時折、彼が垣間見せる紅に対する優しさは、その思い込みの所為で見えていない。

「雪耶さんはどっちかって言うと遠慮してる気がするな」
「…どこまで鋭いの?」

嫌になっちゃう。
紅がそう苦笑すると、彼は軽く肩を竦めた。

「まぁ、俺は誰にも言うつもりはないからさ。安心してよ」
「うん。…信じるね」

その表情は苦笑い。
でも、その目は微塵も彼のことを疑ってはいなかった。

「あのさ、これは俺の意見なんだけど―――」













昨日の今日で、学校生活について色々と考えていた紅。
意味なく廊下を歩いているように見えたのか、社会担当の先生からクラスの問題集を返される。
大丈夫か?と問われてはいと答えてしまったのが運のつき。
薄い問題集も40人分となれば意外と重い。
教室まで運べるかな、と思ったところで、前に影が出来た。

「あれ、流川。

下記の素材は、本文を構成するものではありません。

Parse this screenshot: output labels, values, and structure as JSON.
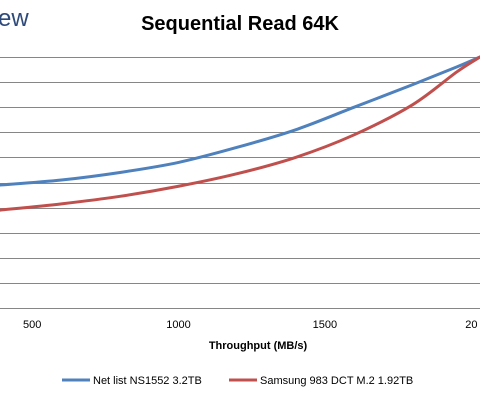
{
  "brand_fragment": "ew",
  "chart_data": {
    "type": "line",
    "title": "Sequential Read 64K",
    "xlabel": "Throughput (MB/s)",
    "ylabel": "",
    "x_ticks": [
      500,
      1000,
      1500,
      "20"
    ],
    "xlim": [
      390,
      2030
    ],
    "ylim": [
      0,
      10
    ],
    "grid": true,
    "legend_position": "bottom",
    "series": [
      {
        "name": "Net list NS1552 3.2TB",
        "color": "#4f81bd",
        "x": [
          390,
          600,
          800,
          1000,
          1200,
          1400,
          1600,
          1800,
          1950,
          2030
        ],
        "y": [
          4.9,
          5.1,
          5.4,
          5.8,
          6.4,
          7.1,
          8.0,
          8.9,
          9.6,
          10.0
        ]
      },
      {
        "name": "Samsung 983 DCT M.2 1.92TB",
        "color": "#c0504d",
        "x": [
          390,
          600,
          800,
          1000,
          1200,
          1400,
          1600,
          1800,
          1950,
          2030
        ],
        "y": [
          3.9,
          4.15,
          4.45,
          4.85,
          5.35,
          6.0,
          6.9,
          8.1,
          9.4,
          10.0
        ]
      }
    ]
  }
}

廊下にいるなんて珍しいね」

見上げた先にあった無表情が自分を見下ろしていた。
放課後以外を寝てすごす彼が廊下を歩いているのは珍しい。
そう言った彼女に答えずに、流川は彼女が持っていた問題集を半分以上奪って歩き出した。
一旦はその背中を見送りそうになった紅だが、慌てて彼についていく。

「ありが―――」

ありがとう、とお礼を言おうとして、ハッと気付く。
彼がこういう風にさりげない優しさを見せる所為で気付かれてしまうのでは、と思い至ったのだ。
これ以上広めないためには、この行動を改めてもらう必要がある。
必要が、あるのだけれど―――

「…ありがとう」
「…どーってことねー」

やはり嬉しいから、このままでもいいかなと思う。

―――無理して遠慮する必要、ないんじゃない?笑っててあげてよ、花道のためにもさ。

優しすぎる桜木の友人の言葉が、ほんの少しだけ紅を素直にさせたのかもしれない。